TriviaQA is another key dataset with trivia-style questions, designed to evaluate systems on complex, multi-step reasoning. For instance, a question like “Which river flows through Paris?” requires retrieving information about both Paris and its geography. Unlike NQ, TriviaQA includes both Wikipedia and web-sourced documents, testing retrieval across diverse sources. HotpotQA extends this by requiring multi-hop reasoning, where answering a question (e.g., “Which actor starred in the first movie directed by Christopher Nolan?”) demands retrieving and connecting information from multiple documents. HotpotQA evaluates both retrieval (via supporting evidence identification) and answer accuracy. These datasets often use recall@k (e.g., whether the correct document is in the top-k retrieved results) and answer-based metrics like EM (Exact Match) to quantify performance.
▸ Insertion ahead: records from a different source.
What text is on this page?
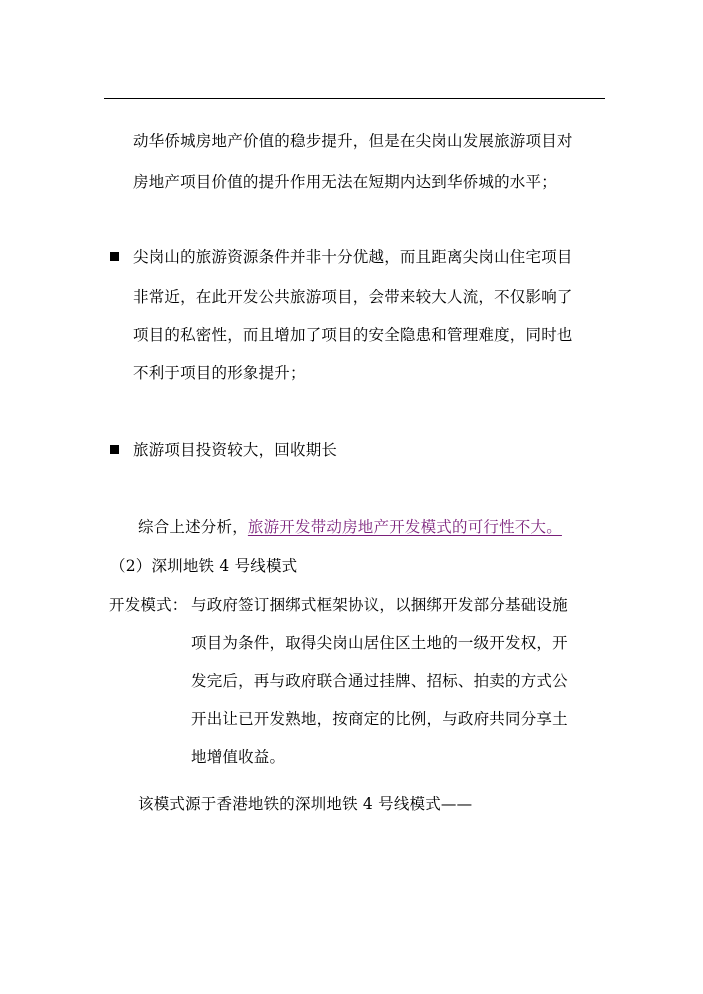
动华侨城房地产价值的稳步提升，但是在尖岗山发展旅游项目对
房地产项目价值的提升作用无法在短期内达到华侨城的水平；
尖岗山的旅游资源条件并非十分优越，而且距离尖岗山住宅项目
非常近，在此开发公共旅游项目，会带来较大人流，不仅影响了
项目的私密性，而且增加了项目的安全隐患和管理难度，同时也
不利于项目的形象提升；
旅游项目投资较大，回收期长
综合上述分析，旅游开发带动房地产开发模式的可行性不大。
（2）深圳地铁 4 号线模式
开发模式： 与政府签订捆绑式框架协议，以捆绑开发部分基础设施
项目为条件，取得尖岗山居住区土地的一级开发权，开
发完后，再与政府联合通过挂牌、招标、拍卖的方式公
开出让已开发熟地，按商定的比例，与政府共同分享土
地增值收益。
该模式源于香港地铁的深圳地铁 4 号线模式——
Beyond QA-specific datasets, MS MARCO (Microsoft Machine Reading Comprehension) is a large-scale benchmark for passage retrieval and answer generation. It includes real user queries from Bing, requiring systems to rank passages by relevance. For example, a query like “How to fix a leaky faucet” would need retrieving step-by-step guides from a web corpus. KILT (Knowledge-Intensive Language Tasks) is a unified benchmark covering multiple tasks, including fact-checking and entity linking, using Wikipedia as the knowledge source. These datasets test retrieval robustness in diverse scenarios, such as handling ambiguous queries or out-of-domain topics. Tools like BEIR (Benchmarking IR Systems) provide a standardized framework for evaluating retrieval models across 18 datasets, including NQ and HotpotQA, to assess generalization. Metrics like MRR (Mean Reciprocal Rank) and NDCG (Normalized Discounted Cumulative Gain) are often used to rank retrieval quality. Together, these benchmarks enable developers to rigorously test RAG systems’ ability to retrieve and utilize relevant information effectively.